Senate panel votes to give White House an out on coup restrictions

A Senate panel voted Wednesday to give the Obama administration flexibility to continue aid to Egypt and other countries even in the case of a military coup.

The bill, which cleared the Foreign Relations Committee 16-1, gives the administration the option to waive legal restrictions on foreign aid. The administration must first assure Congress that the aid is in America’s “vital national security interests” and that its recipient is “committed to restoring democratic governance and due process of law, and is taking demonstrable steps toward holding free and fair elections in a reasonable timeframe.” 

The legislation has the support of the White House, which has been seeking clarity on its ability to continue $1.3 billion in annual military aid to Egypt after the military booted the country’s democratically elected president in July.

“Giving the scale of U.S. aid and the ongoing strategic significance of a stable, prosperous Egypt, this total shutdown does not serve in my view the U.S. or Egypt’s interests,” said the panel’s chairman, Sen. Robert Menendez (D-N.J.).

{mosads}Sen. Rand Paul (R-Ky.) was the lone “no” vote. He argued the bill would weaken congressional oversight. 

“I think it’s a mistake to have less restrictions on foreign aid,” he said. “Now we’re going to weaken the law, and say the president can have a waiver.”

Menendez and others disagreed, saying the legislation for the first time requires the administration to determine whether a coup had taken place before seeking a waiver. The State Department came under sharp criticism over the summer after deciding not to make a determination on whether the Egyptian military’s forceful removal of President Mohamed Morsi amounted to a coup.

“In the future, there will have to be a coup determination,” said Sen.

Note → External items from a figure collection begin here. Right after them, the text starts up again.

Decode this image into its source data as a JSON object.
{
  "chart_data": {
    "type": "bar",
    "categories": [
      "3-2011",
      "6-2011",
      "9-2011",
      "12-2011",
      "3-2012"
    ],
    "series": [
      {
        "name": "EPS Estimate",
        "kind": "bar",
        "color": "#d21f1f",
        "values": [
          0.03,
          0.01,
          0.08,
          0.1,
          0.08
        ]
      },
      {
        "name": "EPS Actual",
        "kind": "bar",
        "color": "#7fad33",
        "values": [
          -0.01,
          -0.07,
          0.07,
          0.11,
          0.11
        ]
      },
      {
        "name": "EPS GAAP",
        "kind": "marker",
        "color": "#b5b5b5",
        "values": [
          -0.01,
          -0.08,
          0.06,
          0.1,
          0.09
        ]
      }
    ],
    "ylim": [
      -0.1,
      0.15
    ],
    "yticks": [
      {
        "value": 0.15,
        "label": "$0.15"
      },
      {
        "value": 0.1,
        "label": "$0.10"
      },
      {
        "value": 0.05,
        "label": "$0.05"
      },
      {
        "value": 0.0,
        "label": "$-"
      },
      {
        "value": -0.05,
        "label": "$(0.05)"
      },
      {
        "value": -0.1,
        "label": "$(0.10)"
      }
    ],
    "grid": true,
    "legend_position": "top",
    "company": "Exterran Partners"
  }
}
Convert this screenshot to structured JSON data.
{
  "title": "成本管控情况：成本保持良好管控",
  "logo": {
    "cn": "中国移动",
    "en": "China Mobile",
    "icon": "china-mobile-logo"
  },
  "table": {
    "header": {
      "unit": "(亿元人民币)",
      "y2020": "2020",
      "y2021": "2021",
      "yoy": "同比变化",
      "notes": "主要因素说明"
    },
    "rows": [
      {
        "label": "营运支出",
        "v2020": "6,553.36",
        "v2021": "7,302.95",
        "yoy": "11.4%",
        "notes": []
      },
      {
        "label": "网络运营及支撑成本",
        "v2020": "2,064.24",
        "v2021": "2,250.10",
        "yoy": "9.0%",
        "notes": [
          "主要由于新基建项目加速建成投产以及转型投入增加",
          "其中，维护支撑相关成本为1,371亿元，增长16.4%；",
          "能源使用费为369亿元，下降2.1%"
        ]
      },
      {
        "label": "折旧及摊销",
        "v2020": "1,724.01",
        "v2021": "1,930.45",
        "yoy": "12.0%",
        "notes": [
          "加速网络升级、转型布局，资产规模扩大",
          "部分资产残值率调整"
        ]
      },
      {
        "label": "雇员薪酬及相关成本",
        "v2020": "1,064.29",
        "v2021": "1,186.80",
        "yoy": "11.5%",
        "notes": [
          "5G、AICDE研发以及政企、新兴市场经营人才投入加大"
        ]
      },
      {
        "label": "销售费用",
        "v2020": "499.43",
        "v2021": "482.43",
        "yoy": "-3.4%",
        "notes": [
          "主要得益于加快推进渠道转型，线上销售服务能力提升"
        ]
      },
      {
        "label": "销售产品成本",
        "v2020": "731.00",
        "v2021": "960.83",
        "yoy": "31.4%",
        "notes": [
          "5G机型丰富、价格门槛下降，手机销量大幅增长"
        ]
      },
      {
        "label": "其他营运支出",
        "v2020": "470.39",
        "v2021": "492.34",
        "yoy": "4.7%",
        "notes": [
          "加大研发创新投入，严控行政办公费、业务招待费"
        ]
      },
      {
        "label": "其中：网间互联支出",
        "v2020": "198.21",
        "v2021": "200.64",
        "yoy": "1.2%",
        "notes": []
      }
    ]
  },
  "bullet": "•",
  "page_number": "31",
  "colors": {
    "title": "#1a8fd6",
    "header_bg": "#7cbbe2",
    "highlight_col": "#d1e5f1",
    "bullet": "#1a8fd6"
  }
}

Bob Corker (Tenn.), the top Republican on the panel. “We cannot just sit on the sidelines and not decide whether it is or is not. But it also gives the appropriate flexibility I think is necessary to the administration.”

The committee also passed two resolutions targeting Iran: One calls on the country to help find and free Robert Levinson, a U.S. spy who has been missing since 2007 after visiting Iran on an unsanctioned mission for the CIA; the other condemns Iran’s “state-sponsored persecution of its Baha’i minority and its continued violation of the International Covenants on Human Rights.”

The panel also approved resolutions calling for the establishment of the Special Envoy to Promote Religious Freedom of Religious Minorities in the Near East and South Central Asia; commemorating and supporting the goals of World AIDS Day; and expressing the sense of the Senate regarding the critical need for political reform in Bangladesh. 

And it cleared President Obama’s nominees to serve as chief executive officer of the Millennium Challenge Corporation, United States Executive Director of the Inter-American Development Bank, and United States Representative to the United Nations Human Rights Council.